Transition to Uni is a free six-week course that runs online in January, preparing students for university study, so they are ready for the main degree intake in March across Southern Cross University campuses at Lismore, Coffs Harbour and Gold Coast.
Ella says Transition to Uni has not only allowed her to get where she wanted to be, it also meant she could meet other like-minded students at uni before starting the first day of her Bachelor degree.
One such student was her classmate Ebony Campbell, who also enrolled in the Bachelor of Nursing.
“While we were studying Transition to Uni we got to know each other through our online classes and group assignments. When we realised there were a few of us who had all elected to study nursing, we made a group chat to keep in contact and meet up on our first day on campus,” friend Ebony Campbell, 18, said.
“It was so good to have someone there we already knew. It was way less nerve-wracking on the first day.”
For Ebony, senior high school also didn’t go quite to plan. In Year 11 she was working towards an ATAR, but then an unexpected move to NSW meant some of her subjects didn’t match up at her new school and ended up graduating year 12 without an ATAR.
“In grade 11 I figured out I wanted to do nursing because I really enjoy helping people and it’s a good career choice and also enables you travel and to branch into other careers,” she said.
“Year 12 was a bit of a crappy year. It was a rollercoaster, but thankfully after I applied for STAR Early Offer at Southern Cross Uni, and ended up getting an offer to study Transition to Uni.
“It was a very beneficial pathway and it allowed me to get into Uni without having an ATAR.
“Transition to Uni was really good to be honest. The tutors are lovely and helped out a lot.
“It’s a pathway to university I definitely recommend to other students who didn’t get the ATAR they needed, or perhaps who didn’t get an ATAR at all.

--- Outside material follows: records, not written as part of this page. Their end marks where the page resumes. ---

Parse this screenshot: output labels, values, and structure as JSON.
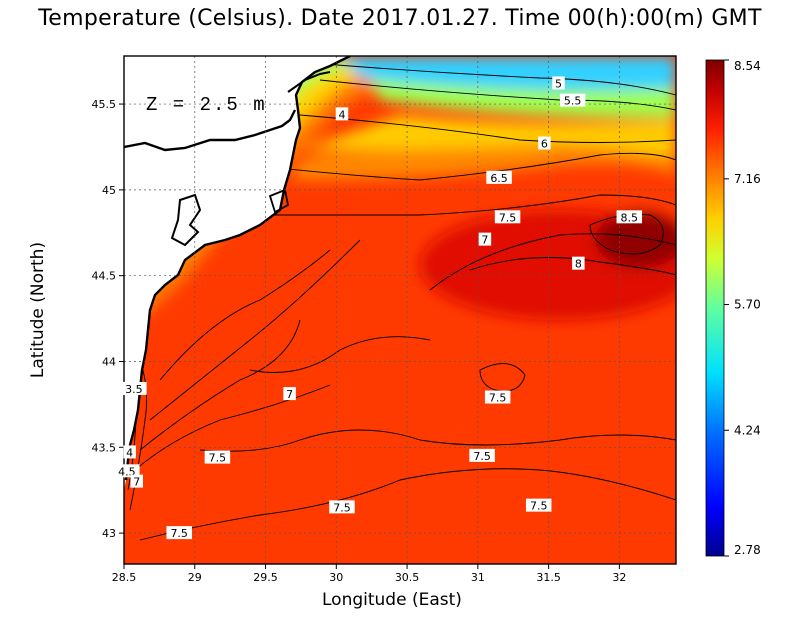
{
  "title": "Temperature (Celsius). Date 2017.01.27. Time 00(h):00(m)  GMT",
  "depth_label": "Z = 2.5 m",
  "x_axis": {
    "label": "Longitude (East)",
    "range": [
      28.5,
      32.4
    ],
    "ticks": [
      "28.5",
      "29",
      "29.5",
      "30",
      "30.5",
      "31",
      "31.5",
      "32"
    ],
    "tick_values": [
      28.5,
      29,
      29.5,
      30,
      30.5,
      31,
      31.5,
      32
    ]
  },
  "y_axis": {
    "label": "Latitude (North)",
    "range": [
      42.82,
      45.78
    ],
    "ticks": [
      "43",
      "43.5",
      "44",
      "44.5",
      "45",
      "45.5"
    ],
    "tick_values": [
      43,
      43.5,
      44,
      44.5,
      45,
      45.5
    ]
  },
  "grid": true,
  "colorbar": {
    "range": [
      2.78,
      8.54
    ],
    "tick_labels": [
      "8.54",
      "7.16",
      "5.70",
      "4.24",
      "2.78"
    ],
    "tick_values": [
      8.54,
      7.16,
      5.7,
      4.24,
      2.78
    ],
    "colormap": [
      "#00008f",
      "#0000ff",
      "#0070ff",
      "#00e0ff",
      "#60ff9f",
      "#d0ff30",
      "#ffd000",
      "#ff7000",
      "#ff2000",
      "#c00000",
      "#7f0000"
    ]
  },
  "contour_labels": [
    {
      "text": "5",
      "lon": 31.57,
      "lat": 45.62
    },
    {
      "text": "5.5",
      "lon": 31.67,
      "lat": 45.52
    },
    {
      "text": "6",
      "lon": 31.47,
      "lat": 45.27
    },
    {
      "text": "6.5",
      "lon": 31.15,
      "lat": 45.07
    },
    {
      "text": "7.5",
      "lon": 31.21,
      "lat": 44.84
    },
    {
      "text": "7",
      "lon": 31.05,
      "lat": 44.71
    },
    {
      "text": "8.5",
      "lon": 32.07,
      "lat": 44.84
    },
    {
      "text": "8",
      "lon": 31.71,
      "lat": 44.57
    },
    {
      "text": "4",
      "lon": 30.04,
      "lat": 45.44
    },
    {
      "text": "7",
      "lon": 29.67,
      "lat": 43.81
    },
    {
      "text": "3.5",
      "lon": 28.57,
      "lat": 43.84
    },
    {
      "text": "7.5",
      "lon": 31.14,
      "lat": 43.79
    },
    {
      "text": "7.5",
      "lon": 29.16,
      "lat": 43.44
    },
    {
      "text": "7.5",
      "lon": 31.03,
      "lat": 43.45
    },
    {
      "text": "4",
      "lon": 28.54,
      "lat": 43.47
    },
    {
      "text": "4.5",
      "lon": 28.52,
      "lat": 43.36
    },
    {
      "text": "7",
      "lon": 28.59,
      "lat": 43.3
    },
    {
      "text": "7.5",
      "lon": 30.04,
      "lat": 43.15
    },
    {
      "text": "7.5",
      "lon": 31.43,
      "lat": 43.16
    },
    {
      "text": "7.5",
      "lon": 28.89,
      "lat": 43.0
    }
  ]
}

“I tell year 12 students: Don’t give up, there are pathways to university.”
Transition to Uni is delivered through Southern Cross University’s award-winning SCU College, which gives students access to additional personalised support.
Course Coordinator Dr Liz Goode said Transition to Uni provides students who did not receive the ATAR they were hoping for an opportunity to start university with their peers.

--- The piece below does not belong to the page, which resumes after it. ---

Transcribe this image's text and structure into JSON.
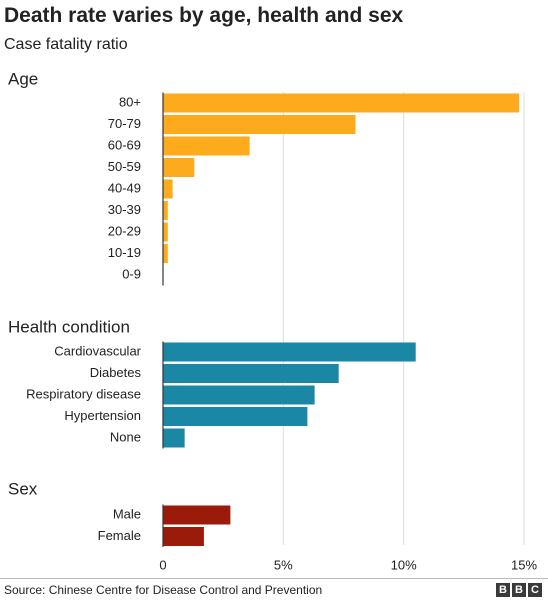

Students who are concerned about not achieving the required Year 12 results can apply for Transition to Uni, which, when successfully completed, will guarantee a place in any degree or Diploma at Southern Cross.*
*Note: Midwifery requires an additional interview process; students who want to apply for Engineering need to achieve a Distinction or higher in UNIP1007 Scientific and Quantitative Concepts for University Study.